Emotion drives the Oppermann story. Exiled Feuchtwanger was angry and heartbroken. Panicked. Not many people were realizing how damaging this confusion of truth and lies could be, especially for the most vulnerable, who could be made scapegoats for nearly anything. Feuchtwanger sensed these ideas 18 years after Auschwitz, but Hannah Arendt wrote about them in The Origins of Totalitarianism. He attempts to give his story of lunacy a framework, but what spills out is the crazy itself, the misery and sorrow of men like him.

In 2022, readers will recognise the different reactions to what felt like a rupture in 1933. The “ridiculous” and “vulgar” new power challengers are laughed at in the first pages. German culture and Bildung are too civilizing for them. Gustav Oppermann mocks Mein Kampf’s awful German. Hitler and his followers were crass enough to kill National Socialism. Isn’t it obvious?

Each sibling faces a reality that feels as inevitable as a natural disaster, where the amount of lies against them and Jews in general becomes impossible to deny. “It was an earthquake, one of those vast upheavals of concentrated, fathomless, universal stupidity,” Feuchtwanger writes at the moment of no return. The individual’s power and intelligence were useless against such an elemental force.

Even in exile, Germans are reluctant to accept what is happening. Gustav tries to convince Anna, his girlfriend, that Germany is changing when she visits him in southern France, where he and Feuchtwanger are hiding. Jewish businesses were boycotted nationwide. She won’t accept this. “One national government had given place to another, which was still more nationalist,” Feuchtwanger said of Anna. The book burning and boycott were appalling. The articles and Nationalist squabbles were ugly. Who believed that? Life continued as usual.” Gustav barely blames her. Self-deception is “the only way to protect oneself; even honest, right-thinking individuals did it, so as not to lose their basic foundations, their homeland.”

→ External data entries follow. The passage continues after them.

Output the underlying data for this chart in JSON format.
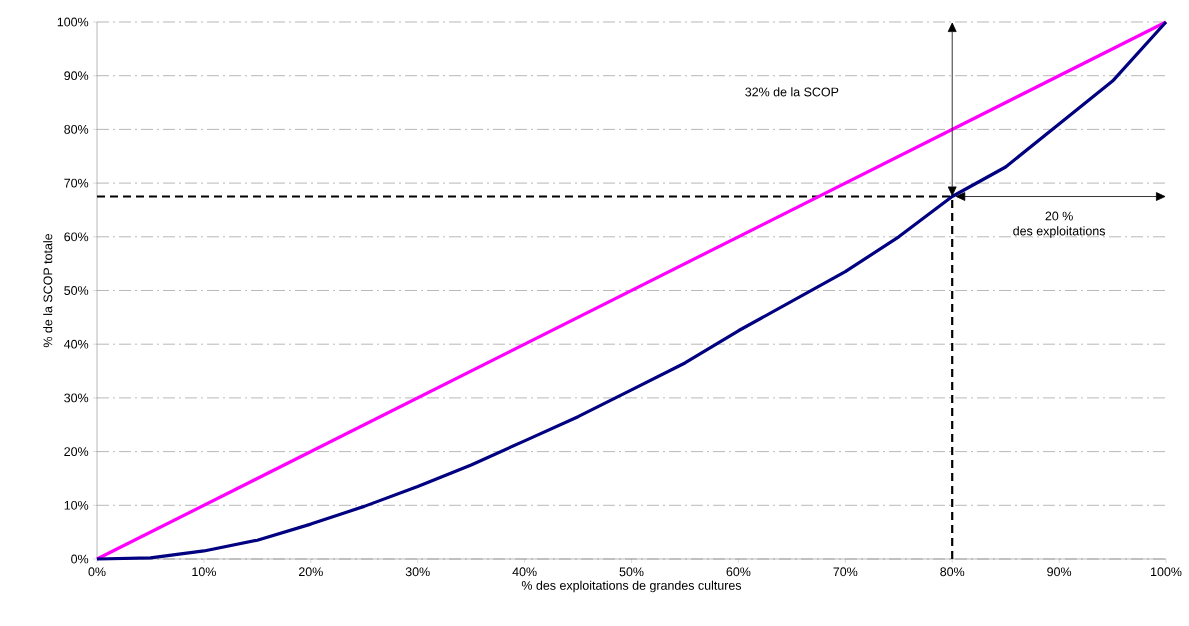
{
  "chart_data": {
    "type": "line",
    "xlabel": "% des exploitations de grandes cultures",
    "ylabel": "% de la SCOP totale",
    "series": [
      {
        "color": "#ff00ff",
        "x": [
          0,
          100
        ],
        "values": [
          0,
          100
        ]
      },
      {
        "color": "#000080",
        "x": [
          0,
          5,
          10,
          15,
          20,
          25,
          30,
          35,
          40,
          45,
          50,
          55,
          60,
          65,
          70,
          75,
          80,
          85,
          90,
          95,
          100
        ],
        "values": [
          0,
          0.2,
          1.5,
          3.5,
          6.5,
          9.8,
          13.5,
          17.5,
          22,
          26.5,
          31.5,
          36.5,
          42.5,
          48,
          53.5,
          60,
          67.5,
          73,
          81,
          89,
          100
        ]
      }
    ],
    "xlim": [
      0,
      100
    ],
    "ylim": [
      0,
      100
    ],
    "xticks": [
      {
        "value": 0,
        "label": "0%"
      },
      {
        "value": 10,
        "label": "10%"
      },
      {
        "value": 20,
        "label": "20%"
      },
      {
        "value": 30,
        "label": "30%"
      },
      {
        "value": 40,
        "label": "40%"
      },
      {
        "value": 50,
        "label": "50%"
      },
      {
        "value": 60,
        "label": "60%"
      },
      {
        "value": 70,
        "label": "70%"
      },
      {
        "value": 80,
        "label": "80%"
      },
      {
        "value": 90,
        "label": "90%"
      },
      {
        "value": 100,
        "label": "100%"
      }
    ],
    "yticks": [
      {
        "value": 0,
        "label": "0%"
      },
      {
        "value": 10,
        "label": "10%"
      },
      {
        "value": 20,
        "label": "20%"
      },
      {
        "value": 30,
        "label": "30%"
      },
      {
        "value": 40,
        "label": "40%"
      },
      {
        "value": 50,
        "label": "50%"
      },
      {
        "value": 60,
        "label": "60%"
      },
      {
        "value": 70,
        "label": "70%"
      },
      {
        "value": 80,
        "label": "80%"
      },
      {
        "value": 90,
        "label": "90%"
      },
      {
        "value": 100,
        "label": "100%"
      }
    ],
    "ref_lines": [
      {
        "axis": "x",
        "value": 80,
        "color": "#000000",
        "line_style": "dashed"
      },
      {
        "axis": "y",
        "value": 67.5,
        "color": "#000000",
        "line_style": "dashed"
      }
    ],
    "annotations": [
      "32%  de la SCOP",
      "20 %",
      "des exploitations"
    ],
    "grid": "y",
    "marker": "none",
    "line_style": "solid"
  }
}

Gustav slips back into Germany under an assumed identity to verify a dossier on pogroms and other local violence, but he is arrested and brought to a concentration camp, where he is tortured before being liberated. In 1933, Feuchtwanger considers deracination the worst fate for Germany’s Jews. I was occasionally reminded how little he could predict the future, despite his fear. “If the rest of his life were to go on as it was at present, one may just as well switch on the gas right away,” a minor character thinks, unhappy that the growing anti-Jewish prejudice may cost him his job and apartment. Book almost fell.

Feuchtwanger fled Europe perilously. When Germany and France went to war in 1939, he was detained, released after his publisher paid a bribe, then detained again. With his wife’s support, he escaped Nîmes barracks and joined Varian Fry’s group of German Jewish artists and intellectuals, including Arendt, who fled to the US. Feuchtwanger lived in Los Angeles with Bertolt Brecht and Thomas Mann. He wrote novels steadily till his 1958 death.

The Oppermanns is hard to relate to now. Retrospective knowledge can inspire foresight and advocacy but also panic, distraction, and overreaction. Has Trump-Hitler comparison ever been useful? Yes, but rarely. Feuchtwanger’s democracy-death model is unclear. His novel breaks templates soon. In 1933, he tries to teach when dignity becomes self-indulgent and hazardous. Instead, you feel that rumbling “elemental force” and the difficult decisions if you get caught in its path.